Objective 3: Evaluate the biocontrol activity of rhizobiome microorganisms against soybean taproot decline in the field.

1. Oral and poster presentations at regional and national conferences of the American Pathological Society (APS) and American Society of Plant Biologists (ASPB)
2. Journal publications at the completion of the project in APS and ASPB journals.
3. Ph.D. and Master Dissertations (electronically accessible through MSU Library), as well as the Executive Summary of the Theses and Dissertations.
4. We are posting research results and conclusions of the proposed study through the MSPB website (www.mssoy.org), MSUES website www.Mississippi-crops.com and MS LandMarks.

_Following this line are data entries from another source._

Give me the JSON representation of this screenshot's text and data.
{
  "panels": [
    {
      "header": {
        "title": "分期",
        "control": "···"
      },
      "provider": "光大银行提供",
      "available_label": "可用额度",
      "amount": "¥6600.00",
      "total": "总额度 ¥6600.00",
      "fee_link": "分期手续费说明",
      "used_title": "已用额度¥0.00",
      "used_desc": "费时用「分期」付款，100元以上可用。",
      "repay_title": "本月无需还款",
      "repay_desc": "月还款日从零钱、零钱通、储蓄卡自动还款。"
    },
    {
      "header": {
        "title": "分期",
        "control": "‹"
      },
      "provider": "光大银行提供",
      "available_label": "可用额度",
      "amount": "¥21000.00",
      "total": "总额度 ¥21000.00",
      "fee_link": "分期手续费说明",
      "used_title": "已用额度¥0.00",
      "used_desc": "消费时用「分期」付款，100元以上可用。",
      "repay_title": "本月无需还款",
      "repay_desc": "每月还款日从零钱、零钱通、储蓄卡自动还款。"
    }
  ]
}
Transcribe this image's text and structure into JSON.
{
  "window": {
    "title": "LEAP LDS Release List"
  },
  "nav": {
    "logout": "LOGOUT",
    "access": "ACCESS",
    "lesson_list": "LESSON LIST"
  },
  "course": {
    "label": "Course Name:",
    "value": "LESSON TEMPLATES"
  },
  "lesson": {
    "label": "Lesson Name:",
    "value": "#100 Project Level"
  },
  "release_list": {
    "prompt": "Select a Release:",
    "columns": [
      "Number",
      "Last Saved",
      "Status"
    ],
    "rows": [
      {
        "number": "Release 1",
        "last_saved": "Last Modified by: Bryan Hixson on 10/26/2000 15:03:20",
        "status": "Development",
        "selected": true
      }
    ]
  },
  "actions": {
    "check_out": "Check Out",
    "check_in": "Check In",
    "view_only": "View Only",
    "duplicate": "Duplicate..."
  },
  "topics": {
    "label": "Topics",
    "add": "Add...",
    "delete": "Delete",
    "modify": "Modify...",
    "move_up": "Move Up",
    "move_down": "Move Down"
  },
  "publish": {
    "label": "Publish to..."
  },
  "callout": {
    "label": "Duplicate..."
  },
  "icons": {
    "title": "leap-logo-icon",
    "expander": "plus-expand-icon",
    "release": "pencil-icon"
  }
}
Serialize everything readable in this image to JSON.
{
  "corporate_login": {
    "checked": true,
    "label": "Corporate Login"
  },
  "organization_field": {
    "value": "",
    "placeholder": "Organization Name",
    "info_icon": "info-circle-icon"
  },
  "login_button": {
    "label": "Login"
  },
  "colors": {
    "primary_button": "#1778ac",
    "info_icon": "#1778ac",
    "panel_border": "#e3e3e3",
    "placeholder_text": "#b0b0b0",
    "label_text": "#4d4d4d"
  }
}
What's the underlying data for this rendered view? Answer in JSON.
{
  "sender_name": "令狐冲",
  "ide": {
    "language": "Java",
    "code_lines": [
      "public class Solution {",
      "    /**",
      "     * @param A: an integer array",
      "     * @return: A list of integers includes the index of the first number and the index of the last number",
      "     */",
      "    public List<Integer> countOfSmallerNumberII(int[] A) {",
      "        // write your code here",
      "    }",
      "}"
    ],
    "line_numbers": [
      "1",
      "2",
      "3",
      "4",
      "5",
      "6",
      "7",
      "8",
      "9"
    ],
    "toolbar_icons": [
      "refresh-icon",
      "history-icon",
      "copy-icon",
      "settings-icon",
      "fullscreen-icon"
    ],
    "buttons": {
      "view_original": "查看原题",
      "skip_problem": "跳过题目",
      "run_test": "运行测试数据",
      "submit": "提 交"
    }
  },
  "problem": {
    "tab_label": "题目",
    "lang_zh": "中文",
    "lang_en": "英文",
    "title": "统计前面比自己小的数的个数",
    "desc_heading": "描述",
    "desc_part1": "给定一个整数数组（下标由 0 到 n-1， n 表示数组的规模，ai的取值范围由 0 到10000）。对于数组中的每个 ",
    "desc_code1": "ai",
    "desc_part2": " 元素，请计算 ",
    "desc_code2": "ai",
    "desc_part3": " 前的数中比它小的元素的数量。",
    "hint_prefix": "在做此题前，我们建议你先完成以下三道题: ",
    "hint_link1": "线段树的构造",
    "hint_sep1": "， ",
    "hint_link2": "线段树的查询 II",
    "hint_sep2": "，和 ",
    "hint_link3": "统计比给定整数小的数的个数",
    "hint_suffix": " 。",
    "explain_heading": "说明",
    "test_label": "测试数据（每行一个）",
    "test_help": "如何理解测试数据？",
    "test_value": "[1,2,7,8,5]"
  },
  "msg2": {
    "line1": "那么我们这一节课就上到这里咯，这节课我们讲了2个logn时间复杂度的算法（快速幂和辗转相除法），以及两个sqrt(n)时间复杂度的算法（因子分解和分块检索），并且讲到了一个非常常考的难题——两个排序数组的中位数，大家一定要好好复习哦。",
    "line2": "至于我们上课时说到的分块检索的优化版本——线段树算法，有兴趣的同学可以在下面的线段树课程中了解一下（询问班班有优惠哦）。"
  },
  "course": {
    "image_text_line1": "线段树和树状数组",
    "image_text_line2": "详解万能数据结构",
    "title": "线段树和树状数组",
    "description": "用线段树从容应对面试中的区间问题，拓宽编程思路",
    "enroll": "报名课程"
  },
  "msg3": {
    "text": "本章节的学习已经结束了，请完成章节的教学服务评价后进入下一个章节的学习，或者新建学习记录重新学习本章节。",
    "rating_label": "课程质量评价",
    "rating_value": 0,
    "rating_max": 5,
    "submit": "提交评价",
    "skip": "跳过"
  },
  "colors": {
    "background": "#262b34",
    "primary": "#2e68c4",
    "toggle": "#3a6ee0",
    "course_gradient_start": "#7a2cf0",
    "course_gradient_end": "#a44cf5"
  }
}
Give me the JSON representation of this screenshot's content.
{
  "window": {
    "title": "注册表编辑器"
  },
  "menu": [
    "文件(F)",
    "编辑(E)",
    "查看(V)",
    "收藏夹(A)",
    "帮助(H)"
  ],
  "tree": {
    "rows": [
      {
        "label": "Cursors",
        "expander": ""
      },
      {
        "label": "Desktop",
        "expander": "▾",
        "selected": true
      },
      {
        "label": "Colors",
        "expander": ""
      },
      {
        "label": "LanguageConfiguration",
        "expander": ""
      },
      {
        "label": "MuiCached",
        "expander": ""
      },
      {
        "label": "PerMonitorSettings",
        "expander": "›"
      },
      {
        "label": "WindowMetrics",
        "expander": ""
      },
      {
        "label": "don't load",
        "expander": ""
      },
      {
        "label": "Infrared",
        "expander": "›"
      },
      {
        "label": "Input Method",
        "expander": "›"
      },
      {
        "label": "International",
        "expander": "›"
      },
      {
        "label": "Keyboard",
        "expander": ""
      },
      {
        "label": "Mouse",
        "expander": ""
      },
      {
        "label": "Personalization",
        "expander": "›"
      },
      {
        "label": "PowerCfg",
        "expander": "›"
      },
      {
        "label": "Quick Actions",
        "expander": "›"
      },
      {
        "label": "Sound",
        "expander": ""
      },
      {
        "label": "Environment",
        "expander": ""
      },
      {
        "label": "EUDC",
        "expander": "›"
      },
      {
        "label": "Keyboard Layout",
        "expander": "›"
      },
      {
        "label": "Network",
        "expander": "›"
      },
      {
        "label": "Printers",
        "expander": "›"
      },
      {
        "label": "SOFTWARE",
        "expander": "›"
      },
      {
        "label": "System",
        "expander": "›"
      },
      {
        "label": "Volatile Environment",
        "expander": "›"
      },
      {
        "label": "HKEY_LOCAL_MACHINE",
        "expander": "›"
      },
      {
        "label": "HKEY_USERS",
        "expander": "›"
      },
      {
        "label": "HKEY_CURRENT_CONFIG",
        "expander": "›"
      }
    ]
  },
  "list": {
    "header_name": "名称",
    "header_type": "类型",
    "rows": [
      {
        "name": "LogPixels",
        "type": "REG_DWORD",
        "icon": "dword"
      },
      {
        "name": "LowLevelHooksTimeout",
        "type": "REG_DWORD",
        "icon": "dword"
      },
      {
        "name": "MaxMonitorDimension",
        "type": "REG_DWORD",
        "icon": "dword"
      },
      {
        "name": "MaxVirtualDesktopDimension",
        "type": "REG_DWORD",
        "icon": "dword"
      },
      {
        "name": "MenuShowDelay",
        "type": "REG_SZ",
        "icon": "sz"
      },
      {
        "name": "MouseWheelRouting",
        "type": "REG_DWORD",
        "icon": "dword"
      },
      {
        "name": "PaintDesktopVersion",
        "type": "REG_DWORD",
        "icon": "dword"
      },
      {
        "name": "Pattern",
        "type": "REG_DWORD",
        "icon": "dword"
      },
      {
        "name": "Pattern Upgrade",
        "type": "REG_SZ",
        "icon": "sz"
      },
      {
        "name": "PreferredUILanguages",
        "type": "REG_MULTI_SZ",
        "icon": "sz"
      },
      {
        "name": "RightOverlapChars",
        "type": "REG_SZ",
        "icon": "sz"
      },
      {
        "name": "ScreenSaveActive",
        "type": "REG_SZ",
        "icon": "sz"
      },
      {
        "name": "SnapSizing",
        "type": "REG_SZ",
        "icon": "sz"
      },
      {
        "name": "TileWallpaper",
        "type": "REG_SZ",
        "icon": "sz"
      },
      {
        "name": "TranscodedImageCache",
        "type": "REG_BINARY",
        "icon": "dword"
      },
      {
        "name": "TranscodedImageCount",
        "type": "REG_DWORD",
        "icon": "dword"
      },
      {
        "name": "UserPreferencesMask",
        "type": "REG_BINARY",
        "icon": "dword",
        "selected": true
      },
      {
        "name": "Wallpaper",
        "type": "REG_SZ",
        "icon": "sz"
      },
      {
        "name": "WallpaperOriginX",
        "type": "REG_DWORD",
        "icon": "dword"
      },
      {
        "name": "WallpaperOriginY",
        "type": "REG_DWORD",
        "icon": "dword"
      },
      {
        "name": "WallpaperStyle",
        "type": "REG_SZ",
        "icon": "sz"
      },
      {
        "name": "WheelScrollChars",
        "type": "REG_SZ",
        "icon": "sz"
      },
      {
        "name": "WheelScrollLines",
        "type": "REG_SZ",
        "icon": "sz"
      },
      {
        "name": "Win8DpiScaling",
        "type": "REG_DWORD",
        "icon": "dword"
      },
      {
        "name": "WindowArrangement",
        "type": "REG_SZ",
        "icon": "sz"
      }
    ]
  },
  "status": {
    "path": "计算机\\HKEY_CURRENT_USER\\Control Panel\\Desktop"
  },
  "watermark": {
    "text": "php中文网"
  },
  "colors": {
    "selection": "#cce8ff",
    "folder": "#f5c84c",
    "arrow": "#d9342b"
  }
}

Taproot decline of soybean is widespread throughout MS. With the current understanding of the biological properties of the pathogen, Xylaria sp, we can now address the challenges of TRD management. An alternative disease management approach is to discover and deploy management techniques that lead to improved soybean growth and higher yields. We will characterize the diversity of rhizobiome microorganisms that cause specific phenotypes in soybeans, test rhizobiome isolates for beneficial activities, and utilize this knowledge to establish methods for the biological control of TRD. These results are expected to have a substantial positive impact on TRD management because they will provide evidence and proof-of-principle for the future development of synthetic rhizobiome communities for targeted use against Xylaria sp., ultimately providing new opportunities to enhance soybean production in MS by reducing TRD incidence.